Families Pay as US Agents Under Attack Fire Tear Gas Into Mexico
The Associated Press

Tuesday 18 December 2007

San Diego - Border Patrol agents are firing tear gas and powerful pepper-spray weapons across the border into Mexico to repel what the agency says are an increasing number of attacks by assailants hurling stones, bottles and bricks.

The counteroffensive has drawn complaints that innocent families are being caught in the cross-fire.

Esther Arias Medina, 41, fled her shanty in Tijuana with her 3-week-old grandson last week in the midst of an attack. The boy had begun coughing, Ms. Arias said, after smoke seeped through the walls of the three-room home, which she shares with six others.

"We don't deserve this," she said. "The people who live here don't throw rocks. Those are people who come from the outside. But we're paying the price."

Witnesses in Ms. Arias's neighborhood described eight attacks since August that involved tear gas or pepper spray, some that forced residents to evacuate.

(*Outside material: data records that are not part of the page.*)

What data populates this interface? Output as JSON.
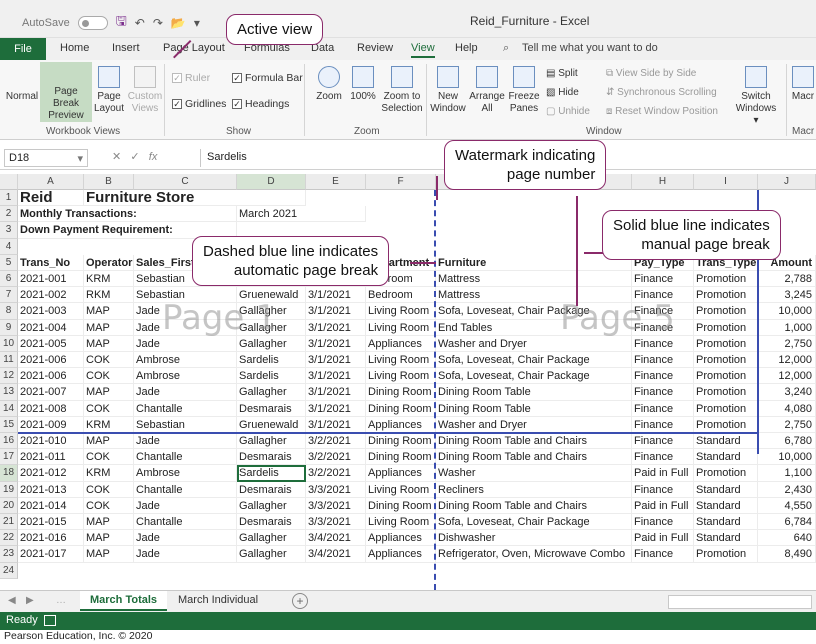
{
  "titlebar": {
    "autosave_label": "AutoSave",
    "toggle_state": "Off",
    "window_title": "Reid_Furniture - Excel"
  },
  "ribbon": {
    "file_tab": "File",
    "tabs": [
      "Home",
      "Insert",
      "Page Layout",
      "Formulas",
      "Data",
      "Review",
      "View",
      "Help"
    ],
    "active_tab": "View",
    "tell_me": "Tell me what you want to do",
    "workbook_views": {
      "normal": "Normal",
      "page_break_preview_1": "Page Break",
      "page_break_preview_2": "Preview",
      "page_layout_1": "Page",
      "page_layout_2": "Layout",
      "custom_views_1": "Custom",
      "custom_views_2": "Views",
      "group_label": "Workbook Views"
    },
    "show": {
      "ruler": "Ruler",
      "formula_bar": "Formula Bar",
      "gridlines": "Gridlines",
      "headings": "Headings",
      "group_label": "Show"
    },
    "zoom": {
      "zoom": "Zoom",
      "hundred": "100%",
      "zoom_to_selection_1": "Zoom to",
      "zoom_to_selection_2": "Selection",
      "group_label": "Zoom"
    },
    "window": {
      "new_window_1": "New",
      "new_window_2": "Window",
      "arrange_all_1": "Arrange",
      "arrange_all_2": "All",
      "freeze_panes_1": "Freeze",
      "freeze_panes_2": "Panes",
      "split": "Split",
      "hide": "Hide",
      "unhide": "Unhide",
      "view_side_by_side": "View Side by Side",
      "synchronous_scrolling": "Synchronous Scrolling",
      "reset_window_position": "Reset Window Position",
      "switch_windows_1": "Switch",
      "switch_windows_2": "Windows",
      "group_label": "Window"
    },
    "macros": {
      "label": "Macr",
      "group_label": "Macr"
    }
  },
  "formula_bar": {
    "name_box": "D18",
    "fx": "fx",
    "value": "Sardelis"
  },
  "sheet": {
    "columns": [
      "A",
      "B",
      "C",
      "D",
      "E",
      "F",
      "G",
      "H",
      "I",
      "J"
    ],
    "title_a": "Reid",
    "title_b": "Furniture Store",
    "monthly_label": "Monthly Transactions:",
    "monthly_value": "March 2021",
    "down_payment_label": "Down Payment Requirement:",
    "headers": [
      "Trans_No",
      "Operator",
      "Sales_First",
      "Sales_Last",
      "Date",
      "Department",
      "Furniture",
      "Pay_Type",
      "Trans_Type",
      "Amount"
    ],
    "rows": [
      [
        "2021-001",
        "KRM",
        "Sebastian",
        "Gruenewald",
        "3/1/2021",
        "Bedroom",
        "Mattress",
        "Finance",
        "Promotion",
        "2,788"
      ],
      [
        "2021-002",
        "RKM",
        "Sebastian",
        "Gruenewald",
        "3/1/2021",
        "Bedroom",
        "Mattress",
        "Finance",
        "Promotion",
        "3,245"
      ],
      [
        "2021-003",
        "MAP",
        "Jade",
        "Gallagher",
        "3/1/2021",
        "Living Room",
        "Sofa, Loveseat, Chair Package",
        "Finance",
        "Promotion",
        "10,000"
      ],
      [
        "2021-004",
        "MAP",
        "Jade",
        "Gallagher",
        "3/1/2021",
        "Living Room",
        "End Tables",
        "Finance",
        "Promotion",
        "1,000"
      ],
      [
        "2021-005",
        "MAP",
        "Jade",
        "Gallagher",
        "3/1/2021",
        "Appliances",
        "Washer and Dryer",
        "Finance",
        "Promotion",
        "2,750"
      ],
      [
        "2021-006",
        "COK",
        "Ambrose",
        "Sardelis",
        "3/1/2021",
        "Living Room",
        "Sofa, Loveseat, Chair Package",
        "Finance",
        "Promotion",
        "12,000"
      ],
      [
        "2021-006",
        "COK",
        "Ambrose",
        "Sardelis",
        "3/1/2021",
        "Living Room",
        "Sofa, Loveseat, Chair Package",
        "Finance",
        "Promotion",
        "12,000"
      ],
      [
        "2021-007",
        "MAP",
        "Jade",
        "Gallagher",
        "3/1/2021",
        "Dining Room",
        "Dining Room Table",
        "Finance",
        "Promotion",
        "3,240"
      ],
      [
        "2021-008",
        "COK",
        "Chantalle",
        "Desmarais",
        "3/1/2021",
        "Dining Room",
        "Dining Room Table",
        "Finance",
        "Promotion",
        "4,080"
      ],
      [
        "2021-009",
        "KRM",
        "Sebastian",
        "Gruenewald",
        "3/1/2021",
        "Appliances",
        "Washer and Dryer",
        "Finance",
        "Promotion",
        "2,750"
      ],
      [
        "2021-010",
        "MAP",
        "Jade",
        "Gallagher",
        "3/2/2021",
        "Dining Room",
        "Dining Room Table and Chairs",
        "Finance",
        "Standard",
        "6,780"
      ],
      [
        "2021-011",
        "COK",
        "Chantalle",
        "Desmarais",
        "3/2/2021",
        "Dining Room",
        "Dining Room Table and Chairs",
        "Finance",
        "Standard",
        "10,000"
      ],
      [
        "2021-012",
        "KRM",
        "Ambrose",
        "Sardelis",
        "3/2/2021",
        "Appliances",
        "Washer",
        "Paid in Full",
        "Promotion",
        "1,100"
      ],
      [
        "2021-013",
        "COK",
        "Chantalle",
        "Desmarais",
        "3/3/2021",
        "Living Room",
        "Recliners",
        "Finance",
        "Standard",
        "2,430"
      ],
      [
        "2021-014",
        "COK",
        "Jade",
        "Gallagher",
        "3/3/2021",
        "Dining Room",
        "Dining Room Table and Chairs",
        "Paid in Full",
        "Standard",
        "4,550"
      ],
      [
        "2021-015",
        "MAP",
        "Chantalle",
        "Desmarais",
        "3/3/2021",
        "Living Room",
        "Sofa, Loveseat, Chair Package",
        "Finance",
        "Standard",
        "6,784"
      ],
      [
        "2021-016",
        "MAP",
        "Jade",
        "Gallagher",
        "3/4/2021",
        "Appliances",
        "Dishwasher",
        "Paid in Full",
        "Standard",
        "640"
      ],
      [
        "2021-017",
        "MAP",
        "Jade",
        "Gallagher",
        "3/4/2021",
        "Appliances",
        "Refrigerator, Oven, Microwave Combo",
        "Finance",
        "Promotion",
        "8,490"
      ]
    ],
    "watermark_1": "Page 1",
    "watermark_5": "Page 5"
  },
  "sheet_tabs": {
    "tabs": [
      "March Totals",
      "March Individual"
    ],
    "active": "March Totals",
    "add": "+"
  },
  "status": {
    "ready": "Ready"
  },
  "credit": "Pearson Education, Inc. © 2020",
  "callouts": {
    "active_view": "Active view",
    "watermark_1": "Watermark indicating",
    "watermark_2": "page number",
    "solid_1": "Solid blue line indicates",
    "solid_2": "manual page break",
    "dashed_1": "Dashed blue line indicates",
    "dashed_2": "automatic page break"
  },
  "colors": {
    "excel_green": "#1e6d3b",
    "page_break_blue": "#3a4db0",
    "callout_border": "#8a2a6a"
  }
}
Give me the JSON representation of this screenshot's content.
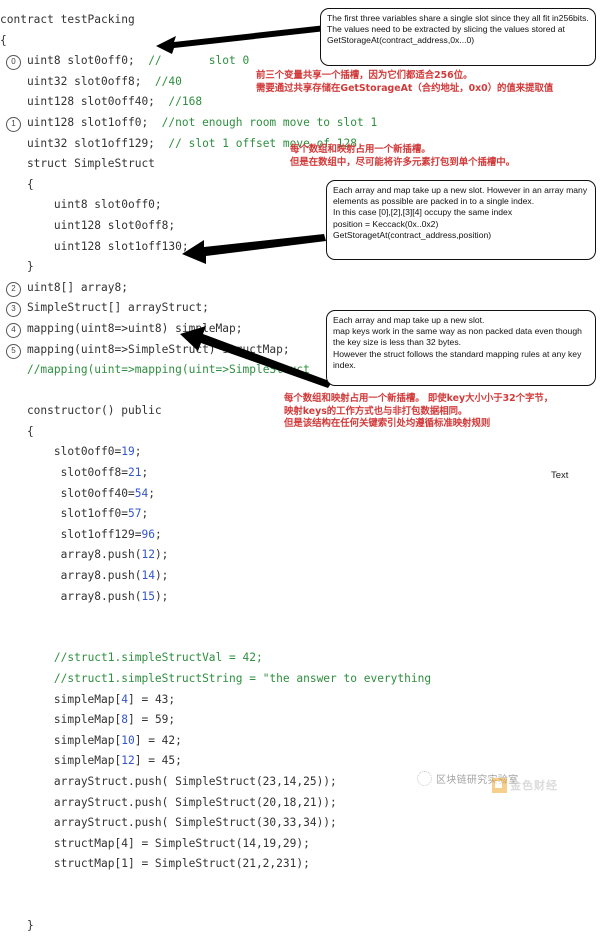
{
  "code": {
    "lines": [
      {
        "indent": 0,
        "text": "contract testPacking"
      },
      {
        "indent": 0,
        "text": "{"
      },
      {
        "indent": 1,
        "marker": "0",
        "text": "uint8 slot0off0;",
        "comment": "//       slot 0"
      },
      {
        "indent": 1,
        "text": "uint32 slot0off8;",
        "comment": "//40"
      },
      {
        "indent": 1,
        "text": "uint128 slot0off40;",
        "comment": "//168"
      },
      {
        "indent": 1,
        "marker": "1",
        "text": "uint128 slot1off0;",
        "comment": "//not enough room move to slot 1"
      },
      {
        "indent": 1,
        "text": "uint32 slot1off129;",
        "comment": "// slot 1 offset move of 128,"
      },
      {
        "indent": 1,
        "text": "struct SimpleStruct"
      },
      {
        "indent": 1,
        "text": "{"
      },
      {
        "indent": 2,
        "text": "uint8 slot0off0;"
      },
      {
        "indent": 2,
        "text": "uint128 slot0off8;"
      },
      {
        "indent": 2,
        "text": "uint128 slot1off130;"
      },
      {
        "indent": 1,
        "text": "}"
      },
      {
        "indent": 1,
        "marker": "2",
        "text": "uint8[] array8;"
      },
      {
        "indent": 1,
        "marker": "3",
        "text": "SimpleStruct[] arrayStruct;"
      },
      {
        "indent": 1,
        "marker": "4",
        "text": "mapping(uint8=>uint8) simpleMap;"
      },
      {
        "indent": 1,
        "marker": "5",
        "text": "mapping(uint8=>SimpleStruct) structMap;"
      },
      {
        "indent": 1,
        "comment": "//mapping(uint=>mapping(uint=>SimpleStruct"
      },
      {
        "indent": 1,
        "text": ""
      },
      {
        "indent": 1,
        "text": "constructor() public"
      },
      {
        "indent": 1,
        "text": "{"
      },
      {
        "indent": 2,
        "text": "slot0off0=",
        "value": "19",
        "tail": ";"
      },
      {
        "indent": 2,
        "text": " slot0off8=",
        "value": "21",
        "tail": ";"
      },
      {
        "indent": 2,
        "text": " slot0off40=",
        "value": "54",
        "tail": ";"
      },
      {
        "indent": 2,
        "text": " slot1off0=",
        "value": "57",
        "tail": ";"
      },
      {
        "indent": 2,
        "text": " slot1off129=",
        "value": "96",
        "tail": ";"
      },
      {
        "indent": 2,
        "text": " array8.push(",
        "value": "12",
        "tail": ");"
      },
      {
        "indent": 2,
        "text": " array8.push(",
        "value": "14",
        "tail": ");"
      },
      {
        "indent": 2,
        "text": " array8.push(",
        "value": "15",
        "tail": ");"
      },
      {
        "indent": 2,
        "text": ""
      },
      {
        "indent": 2,
        "text": ""
      },
      {
        "indent": 2,
        "comment": "//struct1.simpleStructVal = 42;"
      },
      {
        "indent": 2,
        "comment": "//struct1.simpleStructString = \"the answer to everything"
      },
      {
        "indent": 2,
        "text": "simpleMap[",
        "value": "4",
        "tail": "] = 43;"
      },
      {
        "indent": 2,
        "text": "simpleMap[",
        "value": "8",
        "tail": "] = 59;"
      },
      {
        "indent": 2,
        "text": "simpleMap[",
        "value": "10",
        "tail": "] = 42;"
      },
      {
        "indent": 2,
        "text": "simpleMap[",
        "value": "12",
        "tail": "] = 45;"
      },
      {
        "indent": 2,
        "text": "arrayStruct.push( SimpleStruct(23,14,25));"
      },
      {
        "indent": 2,
        "text": "arrayStruct.push( SimpleStruct(20,18,21));"
      },
      {
        "indent": 2,
        "text": "arrayStruct.push( SimpleStruct(30,33,34));"
      },
      {
        "indent": 2,
        "text": "structMap[4] = SimpleStruct(14,19,29);"
      },
      {
        "indent": 2,
        "text": "structMap[1] = SimpleStruct(21,2,231);"
      },
      {
        "indent": 2,
        "text": ""
      },
      {
        "indent": 2,
        "text": ""
      },
      {
        "indent": 1,
        "text": "}"
      }
    ]
  },
  "callouts": [
    {
      "id": "callout-slot-packing",
      "text": "The first three variables share a single slot since they all fit in256bits. The values need to be extracted by slicing the values stored at\nGetStorageAt(contract_address,0x...0)"
    },
    {
      "id": "callout-array-packing",
      "text": "Each array and map take up a new slot. However in an array many elements as possible are packed in to a single index.\nIn this case [0],[2],[3][4] occupy the same index\nposition = Keccack(0x..0x2)\nGetStoragetAt(contract_address,position)"
    },
    {
      "id": "callout-map-rules",
      "text": "Each array and map take up a new slot.\nmap keys work in the same way as non packed data even though the key size is less than 32 bytes.\nHowever the struct follows the standard mapping rules at any key index."
    }
  ],
  "chinese_notes": [
    {
      "id": "cn-note-slot-packing",
      "text": "前三个变量共享一个插槽，因为它们都适合256位。\n需要通过共享存储在GetStorageAt（合约地址，0x0）的值来提取值"
    },
    {
      "id": "cn-note-array-packing",
      "text": "每个数组和映射占用一个新插槽。\n但是在数组中，尽可能将许多元素打包到单个插槽中。"
    },
    {
      "id": "cn-note-map-rules",
      "text": "每个数组和映射占用一个新插槽。 即使key大小小于32个字节，\n映射keys的工作方式也与非打包数据相同。\n但是该结构在任何关键索引处均遵循标准映射规则"
    }
  ],
  "labels": {
    "text_label": "Text"
  },
  "watermark": {
    "lab_text": "区块链研究实验室",
    "brand_text": "金色财经"
  },
  "colors": {
    "comment_green": "#2f8f3f",
    "number_blue": "#3355cc",
    "annotation_red": "#d23a3a",
    "code_gray": "#333333"
  }
}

The Border Patrol said its agents had been attacked nearly 1,000 times during a one-year period. The agency's top official in San Diego, Mike Fisher, said agents were taking action because the Mexican authorities had been slow to respond. When an attack occurs, Mr. Fisher said, the agents often wait hours for Mexican officers, who, he said, usually never arrive.

"We have been taking steps to ensure that our agents are safe," he said.

In October, agents in California and Arizona received compressed-air guns that shoot pepper-spray canisters more than 200 feet. (Agents already had less powerful launchers, which lose their punch after about 30 feet.) Border Patrol SWAT teams along the 1,952-mile border are also equipped with tear gas, "flash bombs" that emit blinding light and "sting ball" grenades that disperse hundreds of tiny rubber pellets.

United States officials say the new tactics may spare lives. In March, an agent shot and killed a 20-year-old Mexican man whose arm was cocked; that fatality occurred in Calexico, Calif., where attacks with stones have soared. And two years ago, an agent fatally shot a stone thrower at the San Diego-Tijuana border.

Mexico's acting consul general in San Diego, Ricardo Pineda Albarrán, has insisted that United States authorities stop firing onto Mexican soil. Mr. Pineda met with Border Patrol officials last month after the agency fired tear gas into Mexico. The agency defended that action, saying agents were being hit with a hail of ball bearings from slingshots in Mexico.

[. . .]

The leader of a union representing Border Patrol employees said the violence also resulted from a decision to put agents right up against the border, a departure from the early 1990s, when they waited farther back to make arrests.

"When you get that close to the fence, your agents are sitting ducks," said T. J. Bonner, president of the union, the National Border Patrol Council.